Imagine your friend from high school started an online business three years ago and just got featured in Success Magazine for their innovative approach to the client experience. Are you happy for them? Purely, unconditionally happy for them? Or, did you get excited for them and then quickly start running through all the reasons they landed on the page next to John Maxwell. They must know someone at the magazine. Their parents gave them money for the business. Their former professor helped them with the user interface. The article wasn’t that big anyway… Check yourself. Do you justify other’s success because in order for you to be successful, they can’t be? Or are you really, truly happy for them?

Here’s the cool thing. Success is a renewable resource. You just have to tap into it. You were successful five years ago and now you’re not? That’s okay. Get to work and you’ll find success again. Your coworker is successful today? No problem. You’ll be successful tomorrow.

The trick is mastering that inner voice that says you have to lesson someone else’s success (or somehow justify it) in order to shine. Think about kids. They are just so happy for other kids on the playground who are brave enough to go down the slide or even give praise to adults for the things they do (like making dinner when your wife is out of town). No ego. They see good they speak good. What a world we would live in if we could all do that!

Remember, embrace other’s successes. Tell them how great they are doing. Be truly happy for them. Unconditional joy for another is a gift we are really giving ourselves. Raising someone else up, acknowledging their accomplishments, giving them a shout-out for their success is inspiring to others and just feels damn good. Be hungry, but be humble.

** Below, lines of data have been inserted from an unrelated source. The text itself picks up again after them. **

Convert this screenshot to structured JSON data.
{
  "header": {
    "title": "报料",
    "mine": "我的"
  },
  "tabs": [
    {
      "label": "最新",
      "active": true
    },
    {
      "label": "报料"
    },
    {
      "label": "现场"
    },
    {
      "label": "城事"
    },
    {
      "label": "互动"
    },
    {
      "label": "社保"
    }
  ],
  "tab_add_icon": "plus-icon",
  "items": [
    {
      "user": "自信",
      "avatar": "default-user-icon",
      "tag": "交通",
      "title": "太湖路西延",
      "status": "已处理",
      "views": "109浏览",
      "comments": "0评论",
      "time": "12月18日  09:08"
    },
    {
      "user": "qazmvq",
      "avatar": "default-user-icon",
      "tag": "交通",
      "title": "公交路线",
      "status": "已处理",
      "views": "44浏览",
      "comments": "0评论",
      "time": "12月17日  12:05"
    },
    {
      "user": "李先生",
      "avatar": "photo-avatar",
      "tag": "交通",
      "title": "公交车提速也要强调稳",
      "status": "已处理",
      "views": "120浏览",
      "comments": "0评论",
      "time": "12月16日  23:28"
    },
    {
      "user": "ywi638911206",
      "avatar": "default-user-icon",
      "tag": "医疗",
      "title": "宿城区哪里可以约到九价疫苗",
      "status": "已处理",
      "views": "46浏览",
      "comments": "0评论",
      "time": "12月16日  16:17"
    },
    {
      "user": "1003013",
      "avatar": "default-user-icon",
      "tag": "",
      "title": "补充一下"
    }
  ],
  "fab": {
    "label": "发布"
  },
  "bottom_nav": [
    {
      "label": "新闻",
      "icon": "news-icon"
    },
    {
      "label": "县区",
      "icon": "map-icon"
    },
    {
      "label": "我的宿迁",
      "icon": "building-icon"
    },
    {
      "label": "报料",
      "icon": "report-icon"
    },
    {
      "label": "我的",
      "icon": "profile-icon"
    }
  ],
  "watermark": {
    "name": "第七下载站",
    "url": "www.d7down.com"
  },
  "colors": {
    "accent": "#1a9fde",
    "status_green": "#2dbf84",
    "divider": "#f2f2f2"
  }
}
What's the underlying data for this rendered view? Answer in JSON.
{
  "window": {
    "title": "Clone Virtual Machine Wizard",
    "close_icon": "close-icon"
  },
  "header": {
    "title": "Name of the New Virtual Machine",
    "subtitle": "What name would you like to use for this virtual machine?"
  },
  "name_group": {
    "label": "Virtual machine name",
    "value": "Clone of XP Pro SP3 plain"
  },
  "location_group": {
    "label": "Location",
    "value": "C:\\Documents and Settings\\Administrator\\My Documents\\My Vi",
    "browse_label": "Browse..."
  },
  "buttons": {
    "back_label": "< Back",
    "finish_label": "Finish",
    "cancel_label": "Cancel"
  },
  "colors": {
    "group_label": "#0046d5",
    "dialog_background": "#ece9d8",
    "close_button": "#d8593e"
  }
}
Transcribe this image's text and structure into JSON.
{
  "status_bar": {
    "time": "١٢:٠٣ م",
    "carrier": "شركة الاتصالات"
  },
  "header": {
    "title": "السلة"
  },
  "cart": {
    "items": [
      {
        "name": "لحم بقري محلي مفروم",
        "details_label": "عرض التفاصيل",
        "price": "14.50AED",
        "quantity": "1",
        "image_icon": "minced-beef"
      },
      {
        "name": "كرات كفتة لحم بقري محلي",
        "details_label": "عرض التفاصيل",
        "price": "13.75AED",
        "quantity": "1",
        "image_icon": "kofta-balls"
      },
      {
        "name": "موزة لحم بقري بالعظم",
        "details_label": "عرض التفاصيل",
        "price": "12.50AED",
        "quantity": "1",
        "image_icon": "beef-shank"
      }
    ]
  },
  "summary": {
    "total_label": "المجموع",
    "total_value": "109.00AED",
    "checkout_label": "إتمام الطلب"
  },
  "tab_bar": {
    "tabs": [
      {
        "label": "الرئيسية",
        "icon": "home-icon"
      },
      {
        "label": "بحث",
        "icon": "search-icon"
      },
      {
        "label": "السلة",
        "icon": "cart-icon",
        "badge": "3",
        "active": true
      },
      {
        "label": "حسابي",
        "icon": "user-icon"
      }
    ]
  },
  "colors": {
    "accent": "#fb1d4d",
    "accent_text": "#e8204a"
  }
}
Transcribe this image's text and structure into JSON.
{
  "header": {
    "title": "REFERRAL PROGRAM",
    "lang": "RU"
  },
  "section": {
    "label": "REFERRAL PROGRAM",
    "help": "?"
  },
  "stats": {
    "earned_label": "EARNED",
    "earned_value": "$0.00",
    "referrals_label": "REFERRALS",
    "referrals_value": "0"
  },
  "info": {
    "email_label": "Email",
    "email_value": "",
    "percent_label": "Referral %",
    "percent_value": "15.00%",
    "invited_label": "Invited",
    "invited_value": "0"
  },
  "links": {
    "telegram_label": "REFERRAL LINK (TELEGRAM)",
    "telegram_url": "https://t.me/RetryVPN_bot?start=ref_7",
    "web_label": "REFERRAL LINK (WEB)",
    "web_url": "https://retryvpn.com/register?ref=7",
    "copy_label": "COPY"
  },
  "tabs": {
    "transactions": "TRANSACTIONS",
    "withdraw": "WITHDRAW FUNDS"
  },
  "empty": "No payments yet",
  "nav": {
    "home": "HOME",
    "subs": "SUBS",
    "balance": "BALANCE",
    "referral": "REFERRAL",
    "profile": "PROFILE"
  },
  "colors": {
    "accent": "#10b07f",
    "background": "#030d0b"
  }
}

“A candle loses none of its light by lighting another.” – Rumi

We live in an abundant world, especially when it comes to success. I guarantee the people at our conference the past two days know this. Actually, I believe that part of their success stems from the fact that they believe their success is dependent upon making other people successful. It’s one beautiful, virtuous cycle that you can be a part of if you check your ego (and limiting beliefs) at the door.